Moshe Wasserblat, Intel
Moshe Wasserblat is the Natural Language Processing and Deep Learning Research Group manager for Intel’s Artificial Intelligence Products Group. Previously, he was with NICE Systems for more than 17 years, where he founded and led the speech and text analytics research team. His interests are in the field of speech processing and natural language processing. He was the co-founder and coordinator of the EXCITEMENT FP7 ICT program, has filed more than 60 patents in the field of language technology and has several publications in international conferences and journals.

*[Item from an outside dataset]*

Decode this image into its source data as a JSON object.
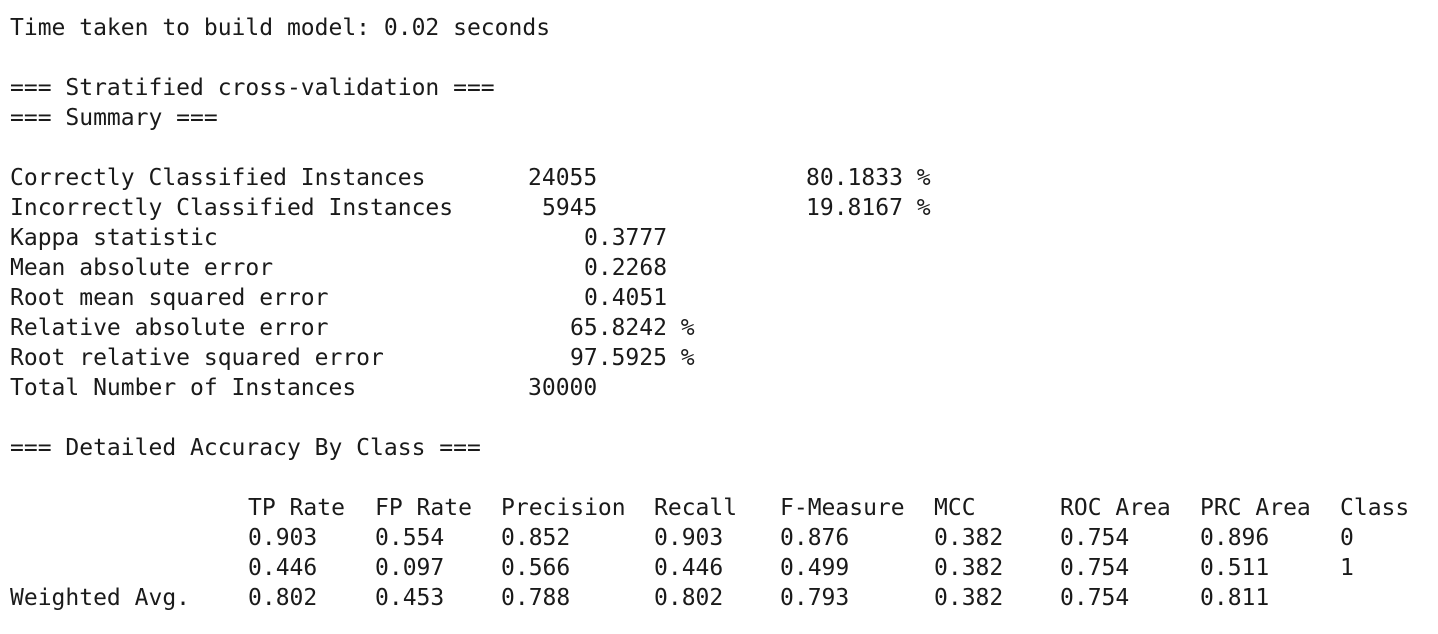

Weakly-Supervised Aspect-Based Sentiment Extraction
Aspect Based Sentiment Analysis (ABSA) is the task of extracting aspect terms and their related sentiment polarity. This fine-grained trait of ABSA makes it an effective application for organizations to monitor the ratio of positive to negative sentiment expressed towards specific aspects of a product or service, and extract valuable targeted insight to understand customer opinions on products and services, enabling the ability to react accordingly.
However, the deployment of ABSA applications in commercial environments faces major challenges – from scaling across different domains to improving focused learning from a small set of examples.
In this session, we will present ABSApp, a portable system for weakly-supervised aspect-based sentiment extraction. The system is interpretable and user-friendly and does not require labeled training data, hence can be rapidly and cost-effectively used across different domains in applied setups.
ABSApp has been successfully used in a number of real-life use cases, among them movie review analysis and convention impact analysis, and is offered by MS to demonstrate best NLP practices using Azure.